Pare che un piccolo veicolo ti porti per quei labirinti sperduti che magicamente si chiamano coi nomi dei vitigni più famosi, Cabernet, Savignon, Pinot, eccetera, e che al lato delle strade scavate sottoterra, ci siano botti dalla capacità di anche diecimila litri di vino. Piene. Poi altri tunnel, stavolta percorsi a piedi, non più botti ai lati, ma bottiglie, classificate per anno, invecchiamento, cambiamenti di tappo, tipo, vitigno… Un milione e mezzo di bottiglie da collezione!! Poi comincia la degustazione sottoterra, accompagnata da musica di violino. Un bicchiere di vino e un piatto di salumi e formaggi locali, un altro calice e un robusto arrosto, un marsala, uno che sembra champagne (??) e un dolce con miele e frutta secca. Con la grande probabilità che qualcuno, riconoscendoti e sapendo da dove vieni cominci a intonare la canzone senza confini di Toto Cotugno!!

I problemi moldavi
“Te lo dico subito io perché se leggerai o studierai qualcosa sui grandi problemi del mio paese lo scoprirai subito… i miei compatrioti guidano come pazzi e quando guidano un auto troppo lussuosa significa che fanno qualche lavoro sporco, come il traffico di armi o di alcolici o, nel caso dei bastardi peggiori, di prostitute o addirittura di organi di esseri umani”.
Raggelante, comincio a pensare che Nicolai tornerà sempre meno a Chisinau…

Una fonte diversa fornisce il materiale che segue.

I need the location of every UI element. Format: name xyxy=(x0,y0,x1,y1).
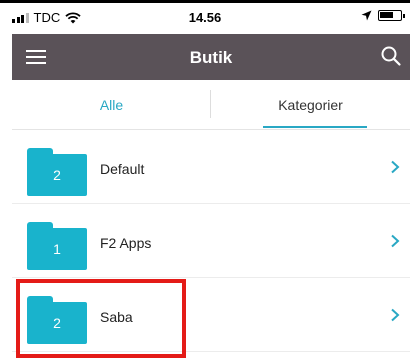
location-icon xyxy=(361,10,372,21)
list-item-label: Default xyxy=(100,161,145,177)
active-tab-indicator xyxy=(263,126,367,128)
status-bar: TDC 14.56 xyxy=(0,3,410,31)
search-icon[interactable] xyxy=(380,45,402,67)
segment-tabs: Alle Kategorier xyxy=(12,80,410,130)
folder-icon: 2 xyxy=(27,296,87,344)
chevron-right-icon xyxy=(391,308,400,322)
app-header: Butik xyxy=(12,34,410,80)
list-item-saba[interactable]: 2 Saba xyxy=(12,278,410,352)
category-list: 2 Default 1 F2 Apps 2 Saba xyxy=(12,130,410,352)
list-item-f2-apps[interactable]: 1 F2 Apps xyxy=(12,204,410,278)
tab-categories[interactable]: Kategorier xyxy=(211,80,410,130)
list-item-default[interactable]: 2 Default xyxy=(12,130,410,204)
folder-icon: 1 xyxy=(27,222,87,270)
clock: 14.56 xyxy=(188,10,222,25)
list-item-label: Saba xyxy=(100,309,133,325)
battery-icon xyxy=(378,10,405,21)
chevron-right-icon xyxy=(391,234,400,248)
chevron-right-icon xyxy=(391,160,400,174)
tab-all[interactable]: Alle xyxy=(12,80,211,130)
folder-count: 1 xyxy=(27,228,87,270)
list-item-label: F2 Apps xyxy=(100,235,152,251)
status-bar-right xyxy=(361,10,405,21)
folder-icon: 2 xyxy=(27,148,87,196)
folder-count: 2 xyxy=(27,302,87,344)
folder-count: 2 xyxy=(27,154,87,196)
page-title: Butik xyxy=(189,48,233,67)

Mi confessa anche che al netto dei suoi abitanti peggiori molta gente in Moldavia vive sopra i propri mezzi e compra prodotti, dall’abbigliamento al telefonino e al computer portatile ultimo modello, che non potrebbe permettersi. Accade perché non sanno quale sia il vero valore del denaro guadagnato con il sudore della fronte, semplicemente perché non sono loro a metterlo da parte. I soldi che utilizzano sono quelli delle rimesse degli emigranti. Sono loro, gli espatriati, che permettono una vita sopra le righe in madrepatria ai parenti. D’altronde da queste parti lo stipendio mensile di un ministro è pari a cinquecento euro. Basta pensare quanto sia quello degli altri…
Butuceni

Capita che un giorno facciamo un giro nella campagna laziale. Nicolai si lascia andare al confronto con quella moldava e qui il suo racconto finalmente diventa più sereno.
Villaggio di Butuceni, poche case in pietra e in legno, frequentemente colorate di azzurro.
Da noi una piccola abbazia, da loro un monastero rupestre completo di pope e icone.
Da noi una trattoria all’aperto, da loro al chiuso, intorno a un grande camino.
Da noi un ruscello tra i prati fioriti, da loro terra marrone e fiume ghiacciato dove si vedono sagome di contadini simili agli Inuti della Groenlandia che aspettano con pazienza che un grosso pesce destinato a sfamare tutta la famiglia esca fuori appeso dall’amo gettato nel buco di ghiaccio.
Da noi ancora dei giovani in giro, da loro solo bambini e anziani, perché gli altri sono andati quasi tutti a lavorare all’estero.
Da noi chiesette discrete dove suona la campana, anche da loro ma dipinte di colori accesi forse per spezzare il grigio e il grigiore.
Ecco, voglio finire questo viaggio immaginario immaginandomi finalmente un colore, un po’ di serenità e di speranza per la Moldavia.